Fuera Calderón

Faltan

para el fin del sexenio.

lunes, 20 de septiembre de 2010

*Política militar e industria del crimen

Viridiana Quintero



Los gobiernos represivos y de facto tienen la mentira y la simulación como línea rectora. Pero si además son ilegítimos, como el que representa Felipe Calderón, se sirven de golpes mediáticos que buscan generalizar el miedo y la incertidumbre social, además de esconder intereses políticos electorales.

Es el caso de la política militar, como único y cuestionado proyecto de gobierno. Los operativos contra el narcotráfico, que en las últimas semanas han emprendido efectivos de las secretarías de la Defensa Nacional (Sedena), Marina (Semar), Seguridad Pública (SSP) y la Procuraduría General de la República (PGR), por órdenes federales en Michoacán, Tijuana, Sinaloa, Tamaulipas y Guerrero subrayan la vocación autoritaria de Calderón y encaminan hacia un Estado represor.

Si además evocamos que más de la mitad del total de efectivos de la Agencia Federal de Investigación (AFI), 3 mil 444 agentes, están involucrados en actos delictivos, las medidas de seguridad recientemente implementadas resultan especialmente preocupantes.

La decisión inconstitucional del gobierno federal de imponer bajo un solo mando, el de Ardelio Vargas Fosado, a la Policía Federal Preventiva (PFP) y la AFI, promueve la concentración de poder policiaco y violenta la autonomía de la división de poderes, que podría terminar en violaciones a los derechos humanos por abuso de autoridad. Así sucedió en Michoacán, donde los profesores Custodio Núñez Paniagua y Mariana Vega Méndez presentaron un amparo ante la Comisión Estatal de Derechos Humanos, en el cual sostienen que el 15 de diciembre policías federales detuvieron injustamente a su hijo Alejandro Núñez Vega en Apatzingán, durante la Operación Conjunta Michoacán, para después irrumpir violentamente en el domicilio.

¿Cuántos casos de sumarán a éste para quedar impunes bajo la política militar de intereses facciosos que buscan minimizar los derechos de las mayorías?

En sus primeras semanas, el gobierno ilegítimo de Felipe Calderón ha sido abiertamente apegado a las políticas de George W. Bush, quien además de planear invertir en los energéticos de nuestro país, se suma, con su hipocresía habitual, a la creación de la figura de un zar antidrogas, que tendría vínculo directo con la Agencia Antidrogas Estadounidense (DEA).
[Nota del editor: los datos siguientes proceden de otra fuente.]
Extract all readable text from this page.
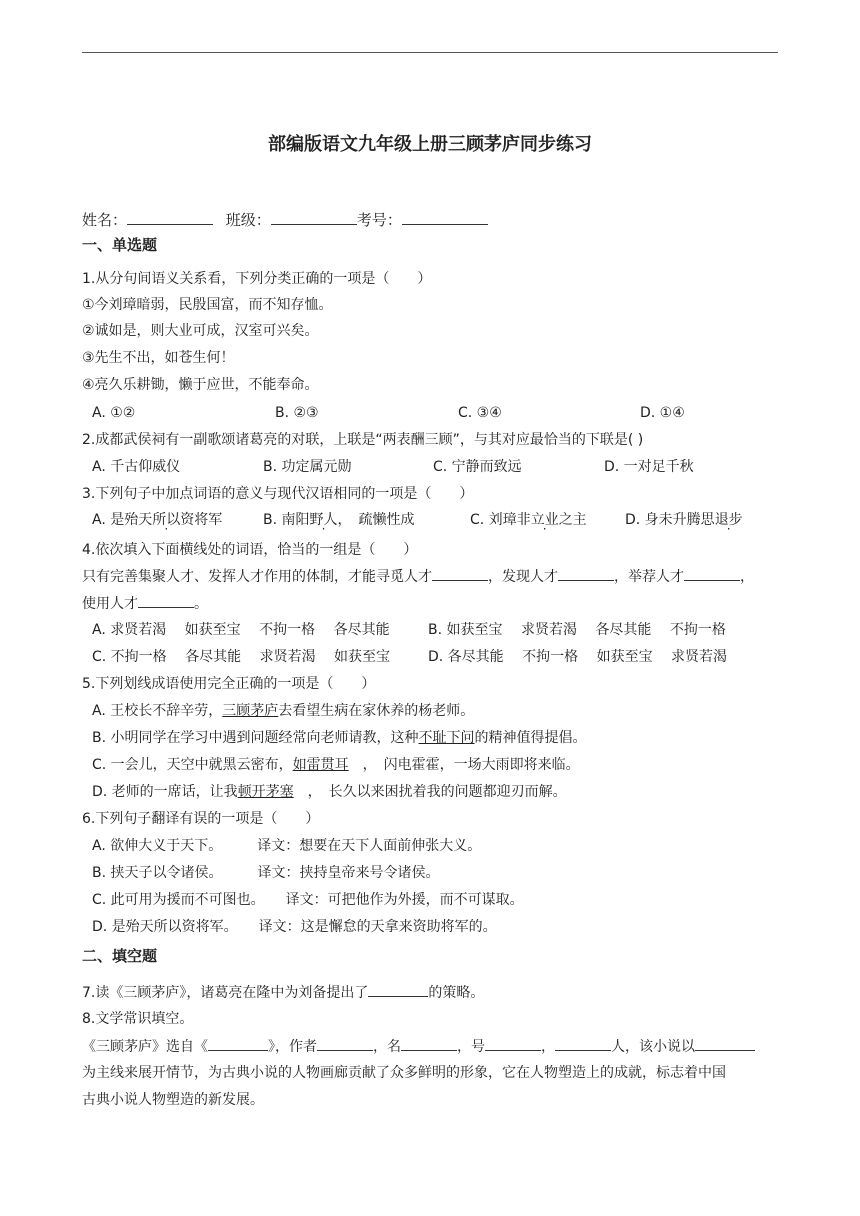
部编版语文九年级上册三顾茅庐同步练习
姓名：	班级：	考号：
一、单选题
1.从分句间语义关系看，下列分类正确的一项是（　　）
①今刘璋暗弱，民殷国富，而不知存恤。
②诚如是，则大业可成，汉室可兴矣。
③先生不出，如苍生何！
④亮久乐耕锄，懒于应世，不能奉命。
A. ①②	B. ②③	C. ③④	D. ①④
2.成都武侯祠有一副歌颂诸葛亮的对联，上联是“两表酬三顾”，与其对应最恰当的下联是( )
A. 千古仰威仪	B. 功定属元勋	C. 宁静而致远	D. 一对足千秋
3.下列句子中加点词语的意义与现代汉语相同的一项是（　　）
A. 是殆天所以资将军	B. 南阳野人，　疏懒性成	C. 刘璋非立业之主	D. 身未升腾思退步
4.依次填入下面横线处的词语，恰当的一组是（　　）
只有完善集聚人才、发挥人才作用的体制，才能寻觅人才	，发现人才	，举荐人才	，
使用人才	。
A. 求贤若渴　 如获至宝　 不拘一格　 各尽其能	B. 如获至宝　 求贤若渴　 各尽其能　 不拘一格
C. 不拘一格　 各尽其能　 求贤若渴　 如获至宝	D. 各尽其能　 不拘一格　 如获至宝　 求贤若渴
5.下列划线成语使用完全正确的一项是（　　）
A. 王校长不辞辛劳，三顾茅庐去看望生病在家休养的杨老师。
B. 小明同学在学习中遇到问题经常向老师请教，这种不耻下问的精神值得提倡。
C. 一会儿，天空中就黑云密布，如雷贯耳　，　闪电霍霍，一场大雨即将来临。
D. 老师的一席话，让我顿开茅塞　，　长久以来困扰着我的问题都迎刃而解。
6.下列句子翻译有误的一项是（　　）
A. 欲伸大义于天下。　　　译文：想要在天下人面前伸张大义。
B. 挟天子以令诸侯。　　　译文：挟持皇帝来号令诸侯。
C. 此可用为援而不可图也。　　译文：可把他作为外援，而不可谋取。
D. 是殆天所以资将军。　　译文：这是懈怠的天拿来资助将军的。
二、填空题
7.读《三顾茅庐》，诸葛亮在隆中为刘备提出了	的策略。
8.文学常识填空。
《三顾茅庐》选自《	》，作者	，名	，号	，	人，该小说以
为主线来展开情节，为古典小说的人物画廊贡献了众多鲜明的形象，它在人物塑造上的成就，标志着中国
古典小说人物塑造的新发展。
Esta decisión antinacionalista resta autonomía a los asuntos de seguridad y promueve la política entreguista de la derecha fascista.

El uso excesivo de la fuerza pública no acabará con la violencia y la delincuencia organizada, pero quizás sí logre la seguridad requerida por el gobierno de Estados Unidos para establecer la inversión extranjera.

Obviamente los operativos policiacos, que han tenido a la par una promoción espectacular con gran carga mediática, no obedecen a una intención real por disminuir el crimen organizado, sino a una estrategia electoral que busca, en caso de Baja California, alcanzar la hegemonía del PAN en los próximo comicios de la entidad.

Además de los intereses electorales, los operativos pretenden fortalecer el poder a base de políticas de miedo, ante los movimientos sociales, que en una sociedad quebrantada y polarizada se magnifican, como en los casos de Atenco y Oaxaca.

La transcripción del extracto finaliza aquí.